Unsere Reporterin Anny Adler testet ChatGPT beim Einkaufen und gibt zunächst ihren Wunsch vor: Sie möchte eine Einkaufsliste für zwei Personen erstellen und hat ein Wochenbudget von 70 €. Anny gibt an, dass ihr Supermarkt und Angebote in die Liste einbezogen werden sollen. Erstaunlicherweise erstellt das Tool innerhalb weniger Sekunden eine komplette Einkaufsliste für eine Woche mit groben Preisangaben. Angebote werden jedoch nicht berücksichtigt. Zusätzlich gibt es auch noch einige Rezeptideen.

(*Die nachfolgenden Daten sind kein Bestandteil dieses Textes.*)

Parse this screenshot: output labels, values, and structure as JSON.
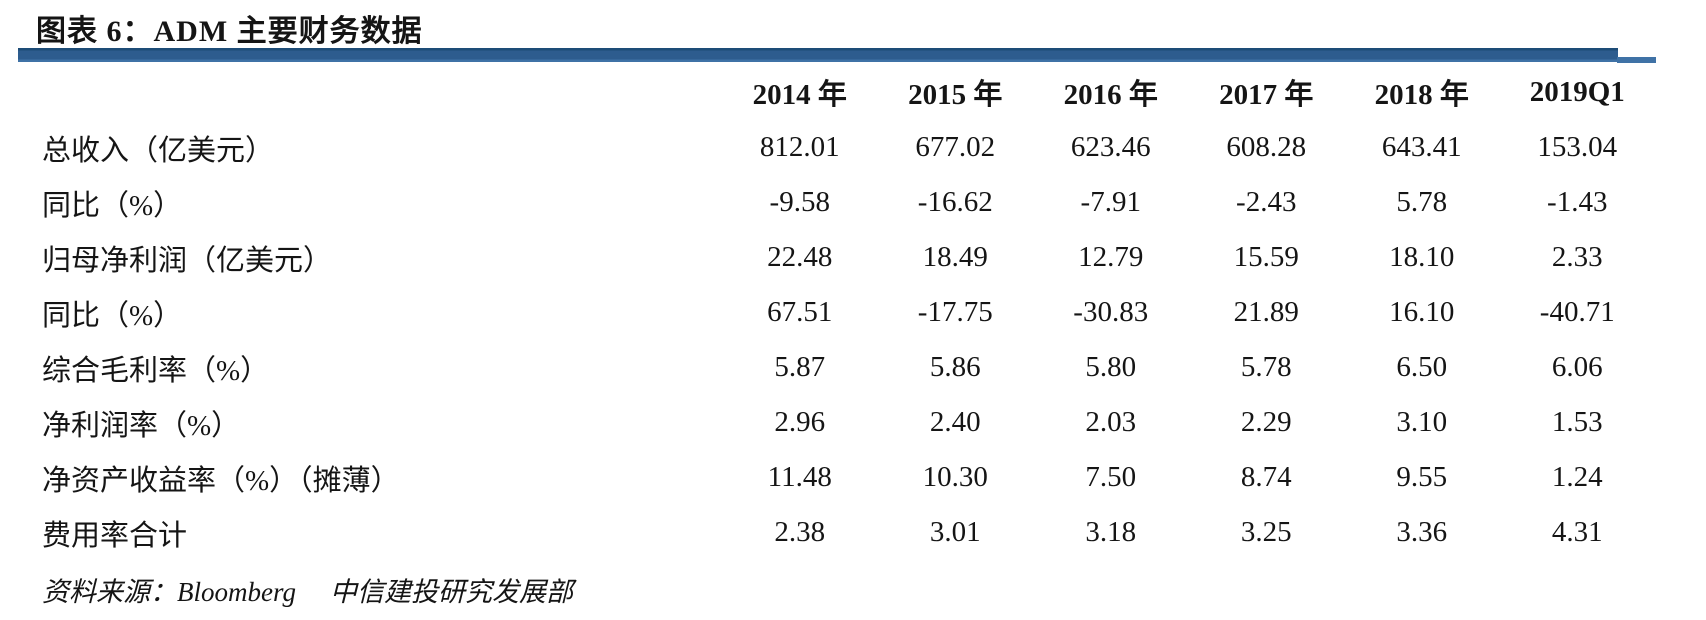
{
  "title": "图表 6：ADM 主要财务数据",
  "table": {
    "columns": [
      "2014 年",
      "2015 年",
      "2016 年",
      "2017 年",
      "2018 年",
      "2019Q1"
    ],
    "rows": [
      {
        "label": "总收入（亿美元）",
        "values": [
          "812.01",
          "677.02",
          "623.46",
          "608.28",
          "643.41",
          "153.04"
        ]
      },
      {
        "label": "同比（%）",
        "values": [
          "-9.58",
          "-16.62",
          "-7.91",
          "-2.43",
          "5.78",
          "-1.43"
        ]
      },
      {
        "label": "归母净利润（亿美元）",
        "values": [
          "22.48",
          "18.49",
          "12.79",
          "15.59",
          "18.10",
          "2.33"
        ]
      },
      {
        "label": "同比（%）",
        "values": [
          "67.51",
          "-17.75",
          "-30.83",
          "21.89",
          "16.10",
          "-40.71"
        ]
      },
      {
        "label": "综合毛利率（%）",
        "values": [
          "5.87",
          "5.86",
          "5.80",
          "5.78",
          "6.50",
          "6.06"
        ]
      },
      {
        "label": "净利润率（%）",
        "values": [
          "2.96",
          "2.40",
          "2.03",
          "2.29",
          "3.10",
          "1.53"
        ]
      },
      {
        "label": "净资产收益率（%）（摊薄）",
        "values": [
          "11.48",
          "10.30",
          "7.50",
          "8.74",
          "9.55",
          "1.24"
        ]
      },
      {
        "label": "费用率合计",
        "values": [
          "2.38",
          "3.01",
          "3.18",
          "3.25",
          "3.36",
          "4.31"
        ]
      }
    ]
  },
  "footer": {
    "source_label": "资料来源：",
    "source_name": "Bloomberg",
    "source_org": "中信建投研究发展部"
  },
  "colors": {
    "accent_bar": "#2d5c8e",
    "accent_bar_dark": "#1d4c77",
    "accent_bar_light": "#3f72a6",
    "text": "#151515"
  }
}
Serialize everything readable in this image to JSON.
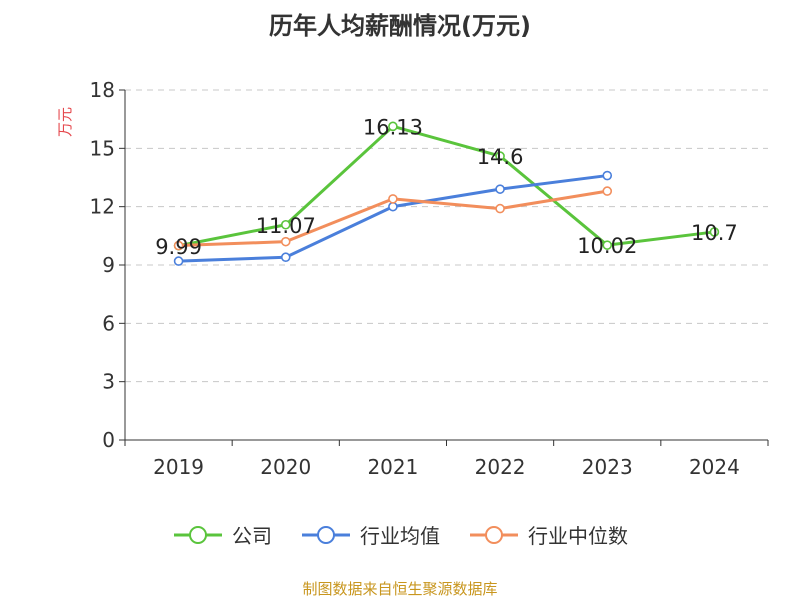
{
  "chart_data": {
    "type": "line",
    "title": "历年人均薪酬情况(万元)",
    "ylabel": "万元",
    "categories": [
      "2019",
      "2020",
      "2021",
      "2022",
      "2023",
      "2024"
    ],
    "ylim": [
      0,
      18
    ],
    "yticks": [
      0,
      3,
      6,
      9,
      12,
      15,
      18
    ],
    "grid": true,
    "legend_position": "bottom",
    "series": [
      {
        "name": "公司",
        "color": "#5ac43c",
        "values": [
          9.99,
          11.07,
          16.13,
          14.6,
          10.02,
          10.7
        ],
        "labels": [
          "9.99",
          "11.07",
          "16.13",
          "14.6",
          "10.02",
          "10.7"
        ]
      },
      {
        "name": "行业均值",
        "color": "#4a7fdb",
        "values": [
          9.2,
          9.4,
          12.0,
          12.9,
          13.6,
          null
        ]
      },
      {
        "name": "行业中位数",
        "color": "#f28e5c",
        "values": [
          10.0,
          10.2,
          12.4,
          11.9,
          12.8,
          null
        ]
      }
    ]
  },
  "footer": {
    "source": "制图数据来自恒生聚源数据库"
  }
}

Nun möchten wir überprüfen, ob die angegebenen Preise tatsächlich stimmen, und gehen einkaufen. Anny startet euphorisch, da die Bananen wie vom ChatGPT angegeben im Angebot sind und nur 1 € kosten, anstatt der geschätzten 2 €. Auch bei den Tomaten hatte das KI-Modell recht, sie sind ebenfalls im Angebot.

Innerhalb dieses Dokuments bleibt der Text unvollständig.